The Digital Absurd: Content Without Cause
Albert Camus defined the absurd as the confrontation between the human need for meaning and the universe's silent indifference. The digital sphere offers a potent new theatre for the absurd. We possess an innate desire for narrative coherence, understanding, and purpose. Yet, we engage with platforms that serve us a ceaseless, chaotic stream of content: a tragic news article, a cat video, a friend's vacation photo, an ad, a political rant—all in succession. This curated chaos is not indifferent; it is actively engineered to be engaging without being meaningful. The absurd gap yawns wide here. We seek connection and truth, but the system is optimized for attention and retention. The result is a profound, low-grade nausea, a sense that one is consuming the world without digesting it.
Sisyphus with a Smartphone
Camus' myth of Sisyphus, condemned to eternally roll a boulder up a hill only for it to roll back down, finds a chilling parallel in digital habits. We scroll to the bottom of a feed (pushing the boulder up), only for the feed to refresh or for us to open another app (the boulder rolls down). We clear our inbox, only for new messages to arrive. We 'complete' a social network profile, only for new features and prompts to appear. This is futile, repetitive labor, yet we perform it daily. Camus asks us to imagine Sisyphus happy. Can we imagine the compulsive scroller happy? Camus suggests happiness is found in the lucid recognition of the absurd and the revolt against it. For the digital Sisyphus, happiness might lie in the conscious decision to stop scrolling, to reject the futile task imposed by the interface, and to direct one's limited attention toward a finite, meaningful project.

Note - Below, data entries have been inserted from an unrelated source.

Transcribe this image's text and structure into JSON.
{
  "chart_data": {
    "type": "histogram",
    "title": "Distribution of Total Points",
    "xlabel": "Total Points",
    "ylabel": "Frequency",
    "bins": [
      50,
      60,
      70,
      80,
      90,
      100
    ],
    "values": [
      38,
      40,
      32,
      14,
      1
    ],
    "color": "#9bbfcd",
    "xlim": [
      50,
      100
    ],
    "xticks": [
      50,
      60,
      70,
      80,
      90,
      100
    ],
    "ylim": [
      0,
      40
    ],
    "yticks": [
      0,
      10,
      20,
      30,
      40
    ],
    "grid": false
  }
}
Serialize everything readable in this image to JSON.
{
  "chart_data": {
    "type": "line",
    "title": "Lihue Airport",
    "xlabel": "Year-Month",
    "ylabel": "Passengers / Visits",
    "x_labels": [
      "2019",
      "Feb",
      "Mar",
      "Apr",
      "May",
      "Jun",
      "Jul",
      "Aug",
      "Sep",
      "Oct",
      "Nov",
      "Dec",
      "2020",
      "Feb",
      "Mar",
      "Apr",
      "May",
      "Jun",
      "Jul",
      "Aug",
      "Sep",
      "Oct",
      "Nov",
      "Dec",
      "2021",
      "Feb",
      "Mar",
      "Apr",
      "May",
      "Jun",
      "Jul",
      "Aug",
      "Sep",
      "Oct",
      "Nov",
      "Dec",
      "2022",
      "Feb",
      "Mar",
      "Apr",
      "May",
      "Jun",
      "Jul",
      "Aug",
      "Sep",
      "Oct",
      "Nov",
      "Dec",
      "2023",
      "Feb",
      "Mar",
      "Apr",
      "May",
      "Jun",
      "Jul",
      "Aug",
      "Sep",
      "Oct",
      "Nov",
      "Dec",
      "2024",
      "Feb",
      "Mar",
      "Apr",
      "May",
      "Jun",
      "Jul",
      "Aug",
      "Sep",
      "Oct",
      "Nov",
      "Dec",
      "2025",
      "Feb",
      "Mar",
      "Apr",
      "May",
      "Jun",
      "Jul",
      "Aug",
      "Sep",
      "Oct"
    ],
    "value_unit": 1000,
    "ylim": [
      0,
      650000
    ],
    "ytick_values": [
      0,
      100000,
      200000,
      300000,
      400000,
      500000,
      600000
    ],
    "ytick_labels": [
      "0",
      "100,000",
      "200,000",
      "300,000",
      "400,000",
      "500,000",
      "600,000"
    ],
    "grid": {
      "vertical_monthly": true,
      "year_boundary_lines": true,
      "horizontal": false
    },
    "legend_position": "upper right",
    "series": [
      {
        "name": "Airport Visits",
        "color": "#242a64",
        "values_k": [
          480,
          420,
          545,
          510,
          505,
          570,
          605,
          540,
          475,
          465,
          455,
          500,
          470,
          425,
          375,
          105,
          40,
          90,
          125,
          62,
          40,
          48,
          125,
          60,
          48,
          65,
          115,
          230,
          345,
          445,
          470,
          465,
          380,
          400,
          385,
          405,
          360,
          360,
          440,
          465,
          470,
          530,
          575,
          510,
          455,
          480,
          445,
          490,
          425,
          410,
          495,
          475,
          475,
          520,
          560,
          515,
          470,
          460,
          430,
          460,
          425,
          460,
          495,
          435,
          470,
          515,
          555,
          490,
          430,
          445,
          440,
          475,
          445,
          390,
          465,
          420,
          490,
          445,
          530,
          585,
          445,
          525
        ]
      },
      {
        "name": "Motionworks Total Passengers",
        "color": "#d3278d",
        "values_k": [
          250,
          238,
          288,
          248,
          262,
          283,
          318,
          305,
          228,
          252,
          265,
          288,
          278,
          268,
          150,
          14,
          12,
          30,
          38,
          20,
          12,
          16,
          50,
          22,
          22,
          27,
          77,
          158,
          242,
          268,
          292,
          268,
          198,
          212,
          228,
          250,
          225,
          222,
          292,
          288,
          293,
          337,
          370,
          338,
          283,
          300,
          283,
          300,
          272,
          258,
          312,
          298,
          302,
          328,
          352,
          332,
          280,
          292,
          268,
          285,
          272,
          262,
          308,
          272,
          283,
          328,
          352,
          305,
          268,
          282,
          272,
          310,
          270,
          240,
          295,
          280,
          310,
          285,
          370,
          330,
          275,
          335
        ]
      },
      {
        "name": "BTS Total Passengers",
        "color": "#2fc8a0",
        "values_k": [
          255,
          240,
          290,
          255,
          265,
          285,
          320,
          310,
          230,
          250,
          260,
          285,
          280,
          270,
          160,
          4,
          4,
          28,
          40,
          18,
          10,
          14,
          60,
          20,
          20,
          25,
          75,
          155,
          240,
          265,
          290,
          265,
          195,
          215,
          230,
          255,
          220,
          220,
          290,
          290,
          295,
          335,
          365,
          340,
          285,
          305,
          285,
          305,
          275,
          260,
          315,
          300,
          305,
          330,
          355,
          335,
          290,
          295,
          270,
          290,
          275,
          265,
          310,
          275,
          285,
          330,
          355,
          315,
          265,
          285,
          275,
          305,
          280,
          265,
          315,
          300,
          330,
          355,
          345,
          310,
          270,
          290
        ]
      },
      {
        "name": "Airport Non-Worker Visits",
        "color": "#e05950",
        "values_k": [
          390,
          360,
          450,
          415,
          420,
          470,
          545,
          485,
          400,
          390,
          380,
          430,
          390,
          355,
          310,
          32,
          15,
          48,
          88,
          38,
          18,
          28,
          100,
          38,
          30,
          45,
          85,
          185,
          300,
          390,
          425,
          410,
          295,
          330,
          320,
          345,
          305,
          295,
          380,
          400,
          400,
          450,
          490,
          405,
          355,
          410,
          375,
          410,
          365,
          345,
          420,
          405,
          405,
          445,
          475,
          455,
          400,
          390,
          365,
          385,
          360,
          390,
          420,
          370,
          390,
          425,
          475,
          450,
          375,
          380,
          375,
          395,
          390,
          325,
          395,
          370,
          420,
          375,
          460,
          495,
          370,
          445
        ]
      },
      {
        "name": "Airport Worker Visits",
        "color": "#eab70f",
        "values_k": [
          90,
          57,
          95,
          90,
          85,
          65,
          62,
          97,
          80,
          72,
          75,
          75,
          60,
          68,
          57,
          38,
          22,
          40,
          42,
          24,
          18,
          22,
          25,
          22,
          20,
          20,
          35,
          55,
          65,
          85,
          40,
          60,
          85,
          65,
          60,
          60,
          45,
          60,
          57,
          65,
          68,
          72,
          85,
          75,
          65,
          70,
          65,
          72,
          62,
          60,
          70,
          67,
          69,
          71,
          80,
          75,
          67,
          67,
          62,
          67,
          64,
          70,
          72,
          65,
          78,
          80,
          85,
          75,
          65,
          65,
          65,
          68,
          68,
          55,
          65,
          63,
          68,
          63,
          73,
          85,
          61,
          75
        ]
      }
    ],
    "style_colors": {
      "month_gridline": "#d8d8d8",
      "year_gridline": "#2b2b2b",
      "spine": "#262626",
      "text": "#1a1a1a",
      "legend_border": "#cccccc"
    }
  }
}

- Revolt: Deleting an app, curating a feed to align with deep interests, or creating rather than consuming.
- Freedom: The realization that one is not obligated to engage with the endless stream.
- Passion: Investing one's limited time and consciousness in a few deeply felt digital or physical pursuits, rather than a shallow many.
Creating Meaning in the Feed
If the default digital experience is absurd, how do we forge meaning? The Institute advocates for an intentional, curatorial approach. This involves transforming the feed from a passive consumption pipe into an active tool for a personal project. For example, one could follow only accounts related to a specific field of study, turning a social media platform into a dynamic learning journal. Or, one could use content aggregation tools to build a research dossier on a chosen topic. The key is to impose a human, finite project onto the infinite stream. This is the digital equivalent of Camus' 'revolt'—imposing meaning on the meaningless. It is a declaration that even within the absurd architecture of a platform, our freedom to choose our focus remains. We must be the authors of our digital diet, not just its consumers.
The eternal scroll is the modern embodiment of the absurd condition. It confronts us with infinite information and zero inherent meaning. The existential challenge is not to scroll faster or find the 'perfect' feed, but to step back and question the task itself. By recognizing the scroll as a Sisyphean trap, we can reclaim our agency. We can choose to engage in ways that serve our own finite, human projects—whether that's building community, fostering creativity, or seeking knowledge. We must imagine the digital user happy, not when they are lost in the flow, but when they have mastered the flow, directing it with purpose and rejecting its inherent futility. In a world of endless content, the most meaningful act may be to look up from the screen.